Seo Danışmanlık Hizmeti

Seo

seo hizmeti

oto çıkma bmw çıkma opel çıkma hyundai çıkma çıkma parça nissan çıkma renault çıkma honda çıkma toyota çıkma mazda çıkma citroen çıkma pejo çıkma peugeot çıkma ford çıkma mercedes çıkma mersedes çıkma fiat çıkma dodge çıkma porsche çıkma volvo çıkma volkswagen çıkma man çıkma seat çıkma suzuki çıkma geely çıkma ferrari çıkma dacia çıkma kia çıkma Konu Başlığı: İşler Güçler Çalgı Çengi filminden hatırladığımız Ahmet Kural ve Murat Cemcir ikilisi şimdiler de işler güçler dizisiyle gündemi meşgul etmekteler. Aralarında Sadi'yi unutmamak gerek. işler güçler izle kendine gel demekle yetiniyorum. :) Modern muzip yalanlar sloganıyla hayatımıza giren işler güçler dizisi televizyon sektörüne girdiği ilk günde "izlenilesi" türk dizisi listersine giren dizi her geçen gün televizyon dünyasında büyük farklılıklar yaratmaya devam etmektedir. Ahmet Kural,Murat Cemcir , Sadi ve Salih abinin unutulmaz replikleri için işler güçler dizimize bekleriz.
Yapım:2009 – ABD
Tür:Aksiyon
Oyuncular:Ray Park,Gerald Okamura,Johnny Yong Bosch,Christian Stokes,Dan Southworth,Esteban Cueto,Hidetoshi ımura
Yönetmen:Mitch Gould,David Wald,Hiro Koda
Senaryo:Mitch Gould
Yapımcı:J.j. Perry,David Wald,Hiro Koda,Mitch Gould
Görüntü Yönetmeni:David Wald
Süre: 1 saat 27 dk
Konusu:Olağanüstü güçlere sahip olan bir takım insanın kötü ruhlara karşı mücadelesini anlatan güzel bir aksiyon filmi.Videoizletir.net iy iseyirler diler..
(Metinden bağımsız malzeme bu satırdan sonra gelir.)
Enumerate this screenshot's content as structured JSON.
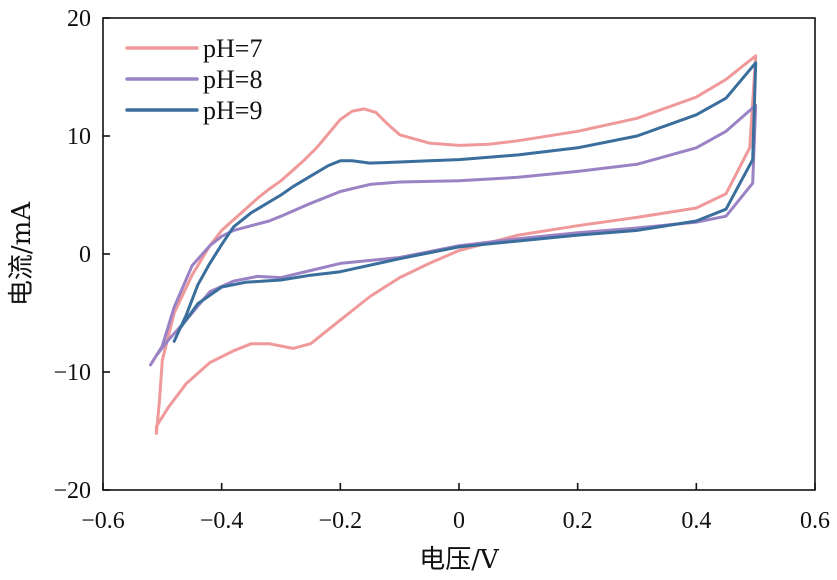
{
  "chart_data": {
    "type": "line",
    "xlabel": "电压/V",
    "ylabel": "电流/mA",
    "xlim": [
      -0.6,
      0.6
    ],
    "ylim": [
      -20,
      20
    ],
    "xticks": [
      -0.6,
      -0.4,
      -0.2,
      0,
      0.2,
      0.4,
      0.6
    ],
    "xtick_labels": [
      "−0.6",
      "−0.4",
      "−0.2",
      "0",
      "0.2",
      "0.4",
      "0.6"
    ],
    "yticks": [
      -20,
      -10,
      0,
      10,
      20
    ],
    "ytick_labels": [
      "−20",
      "−10",
      "0",
      "10",
      "20"
    ],
    "grid": false,
    "legend_position": "top-left",
    "series": [
      {
        "name": "pH=7",
        "color": "#F0999A",
        "x": [
          -0.51,
          -0.505,
          -0.5,
          -0.48,
          -0.45,
          -0.42,
          -0.4,
          -0.38,
          -0.36,
          -0.34,
          -0.32,
          -0.3,
          -0.28,
          -0.26,
          -0.24,
          -0.22,
          -0.2,
          -0.18,
          -0.16,
          -0.14,
          -0.12,
          -0.1,
          -0.05,
          0.0,
          0.05,
          0.1,
          0.2,
          0.3,
          0.4,
          0.45,
          0.5,
          0.49,
          0.45,
          0.4,
          0.3,
          0.2,
          0.1,
          0.0,
          -0.05,
          -0.1,
          -0.15,
          -0.2,
          -0.25,
          -0.28,
          -0.3,
          -0.32,
          -0.35,
          -0.38,
          -0.42,
          -0.46,
          -0.49,
          -0.51,
          -0.51
        ],
        "y": [
          -15.2,
          -12.5,
          -9.0,
          -5.0,
          -1.8,
          0.7,
          2.0,
          2.9,
          3.8,
          4.7,
          5.5,
          6.2,
          7.1,
          8.0,
          9.0,
          10.2,
          11.4,
          12.1,
          12.3,
          12.0,
          11.0,
          10.1,
          9.4,
          9.2,
          9.3,
          9.6,
          10.4,
          11.5,
          13.3,
          14.8,
          16.8,
          9.0,
          5.1,
          3.9,
          3.1,
          2.4,
          1.6,
          0.3,
          -0.8,
          -2.0,
          -3.6,
          -5.6,
          -7.6,
          -8.0,
          -7.8,
          -7.6,
          -7.6,
          -8.2,
          -9.2,
          -11.0,
          -13.0,
          -14.6,
          -15.2
        ]
      },
      {
        "name": "pH=8",
        "color": "#9A82C4",
        "x": [
          -0.52,
          -0.5,
          -0.48,
          -0.45,
          -0.42,
          -0.4,
          -0.38,
          -0.35,
          -0.32,
          -0.3,
          -0.25,
          -0.2,
          -0.15,
          -0.1,
          0.0,
          0.1,
          0.2,
          0.3,
          0.4,
          0.45,
          0.5,
          0.495,
          0.45,
          0.4,
          0.3,
          0.2,
          0.1,
          0.0,
          -0.1,
          -0.2,
          -0.25,
          -0.3,
          -0.34,
          -0.38,
          -0.42,
          -0.46,
          -0.49,
          -0.51,
          -0.52
        ],
        "y": [
          -9.4,
          -7.8,
          -4.5,
          -1.0,
          0.7,
          1.5,
          2.0,
          2.4,
          2.8,
          3.2,
          4.3,
          5.3,
          5.9,
          6.1,
          6.2,
          6.5,
          7.0,
          7.6,
          9.0,
          10.4,
          12.6,
          6.0,
          3.2,
          2.7,
          2.2,
          1.8,
          1.3,
          0.7,
          -0.3,
          -0.8,
          -1.4,
          -2.0,
          -1.9,
          -2.3,
          -3.2,
          -5.6,
          -7.3,
          -8.6,
          -9.4
        ]
      },
      {
        "name": "pH=9",
        "color": "#3A6E9C",
        "x": [
          -0.48,
          -0.46,
          -0.44,
          -0.42,
          -0.4,
          -0.38,
          -0.35,
          -0.32,
          -0.3,
          -0.28,
          -0.25,
          -0.22,
          -0.2,
          -0.18,
          -0.15,
          -0.1,
          -0.05,
          0.0,
          0.1,
          0.2,
          0.3,
          0.4,
          0.45,
          0.5,
          0.495,
          0.45,
          0.4,
          0.3,
          0.2,
          0.1,
          0.0,
          -0.1,
          -0.2,
          -0.25,
          -0.3,
          -0.33,
          -0.36,
          -0.4,
          -0.44,
          -0.47,
          -0.48
        ],
        "y": [
          -7.4,
          -5.2,
          -2.6,
          -0.8,
          0.8,
          2.3,
          3.5,
          4.4,
          5.0,
          5.7,
          6.6,
          7.5,
          7.9,
          7.9,
          7.7,
          7.8,
          7.9,
          8.0,
          8.4,
          9.0,
          10.0,
          11.8,
          13.2,
          16.2,
          8.0,
          3.8,
          2.8,
          2.0,
          1.6,
          1.1,
          0.6,
          -0.4,
          -1.5,
          -1.8,
          -2.2,
          -2.3,
          -2.4,
          -2.8,
          -4.2,
          -6.3,
          -7.4
        ]
      }
    ]
  }
}
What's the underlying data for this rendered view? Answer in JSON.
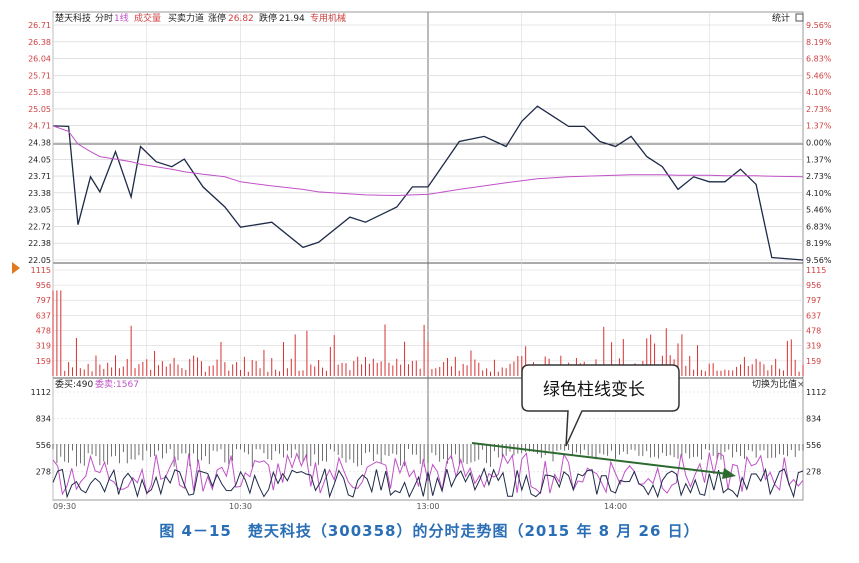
{
  "header": {
    "stock_name": "楚天科技",
    "mode": "分时",
    "line_mode": "1线",
    "volume": "成交量",
    "force": "买卖力道",
    "limit_up_label": "涨停",
    "limit_up_value": "26.82",
    "limit_down_label": "跌停",
    "limit_down_value": "21.94",
    "extra": "专用机械",
    "stats": "统计"
  },
  "colors": {
    "price_line": "#1e2a48",
    "avg_line": "#c052c8",
    "volume_bar": "#d83030",
    "axis_text_red": "#d04040",
    "axis_text_dark": "#222222",
    "grid": "#c8c8c8",
    "arrow": "#2d6a30",
    "caption": "#2a6fb6"
  },
  "price_axis": {
    "left_labels": [
      "26.71",
      "26.38",
      "26.04",
      "25.71",
      "25.38",
      "25.05",
      "24.71",
      "24.38",
      "24.05",
      "23.71",
      "23.38",
      "23.05",
      "22.72",
      "22.38",
      "22.05"
    ],
    "right_labels": [
      "9.56%",
      "8.19%",
      "6.83%",
      "5.46%",
      "4.10%",
      "2.73%",
      "1.37%",
      "0.00%",
      "1.37%",
      "2.73%",
      "4.10%",
      "5.46%",
      "6.83%",
      "8.19%",
      "9.56%"
    ],
    "prev_close": "24.38"
  },
  "volume_axis": {
    "labels": [
      "1115",
      "956",
      "797",
      "637",
      "478",
      "319",
      "159"
    ]
  },
  "order_panel": {
    "buy_label": "委买:490",
    "sell_label": "委卖:1567",
    "switch_label": "切换为比值",
    "close_glyph": "×",
    "axis_labels": [
      "1112",
      "834",
      "556",
      "278"
    ]
  },
  "time_labels": [
    "09:30",
    "10:30",
    "13:00",
    "14:00"
  ],
  "annotation": {
    "text": "绿色柱线变长"
  },
  "caption": "图 4－15　楚天科技（300358）的分时走势图（2015 年 8 月 26 日）",
  "chart_data": {
    "type": "line",
    "x_unit": "minutes since 09:30 (trading time)",
    "x": [
      0,
      5,
      8,
      12,
      15,
      20,
      25,
      28,
      33,
      38,
      42,
      48,
      55,
      60,
      70,
      80,
      85,
      95,
      100,
      110,
      115,
      120,
      130,
      138,
      145,
      150,
      155,
      160,
      165,
      170,
      175,
      180,
      185,
      190,
      195,
      200,
      205,
      210,
      215,
      220,
      225,
      230,
      240
    ],
    "series": [
      {
        "name": "price",
        "values": [
          24.71,
          24.7,
          22.75,
          23.7,
          23.4,
          24.2,
          23.3,
          24.3,
          24.0,
          23.9,
          24.05,
          23.5,
          23.1,
          22.7,
          22.8,
          22.3,
          22.4,
          22.9,
          22.8,
          23.1,
          23.5,
          23.5,
          24.4,
          24.5,
          24.3,
          24.8,
          25.1,
          24.9,
          24.7,
          24.7,
          24.4,
          24.3,
          24.5,
          24.1,
          23.9,
          23.45,
          23.7,
          23.6,
          23.6,
          23.85,
          23.55,
          22.1,
          22.05
        ]
      },
      {
        "name": "average",
        "values": [
          24.71,
          24.6,
          24.35,
          24.2,
          24.1,
          24.05,
          24.0,
          23.95,
          23.9,
          23.85,
          23.8,
          23.75,
          23.7,
          23.6,
          23.52,
          23.45,
          23.4,
          23.36,
          23.34,
          23.33,
          23.34,
          23.35,
          23.45,
          23.52,
          23.58,
          23.62,
          23.66,
          23.68,
          23.7,
          23.71,
          23.72,
          23.73,
          23.74,
          23.74,
          23.74,
          23.73,
          23.73,
          23.73,
          23.72,
          23.72,
          23.72,
          23.71,
          23.7
        ]
      }
    ],
    "ylim": [
      22.05,
      26.71
    ],
    "volume_ylim": [
      0,
      1115
    ],
    "order_ylim": [
      0,
      1112
    ]
  }
}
parça kontör kontör satış kontör bayilik parça kontör turkcell bayilik vodafone bayilik avea bayilik turkcell kontör vodafone kontör avea kontör kontür satış parça kontör Konu Başlığı: İşler Güçler Çalgı Çengi filminden hatırladığımız Ahmet Kural ve Murat Cemcir ikilisi şimdiler de işler güçler dizisiyle gündemi meşgul etmekteler. Aralarında Sadi'yi unutmamak gerek. işler güçler izle kendine gel demekle yetiniyorum. :) Modern muzip yalanlar sloganıyla hayatımıza giren işler güçler dizisi televizyon sektörüne girdiği ilk günde "izlenilesi" türk dizisi listersine giren dizi her geçen gün televizyon dünyasında büyük farklılıklar yaratmaya devam etmektedir. Ahmet Kural,Murat Cemcir , Sadi ve Salih abinin unutulmaz replikleri için işler güçler dizimize bekleriz.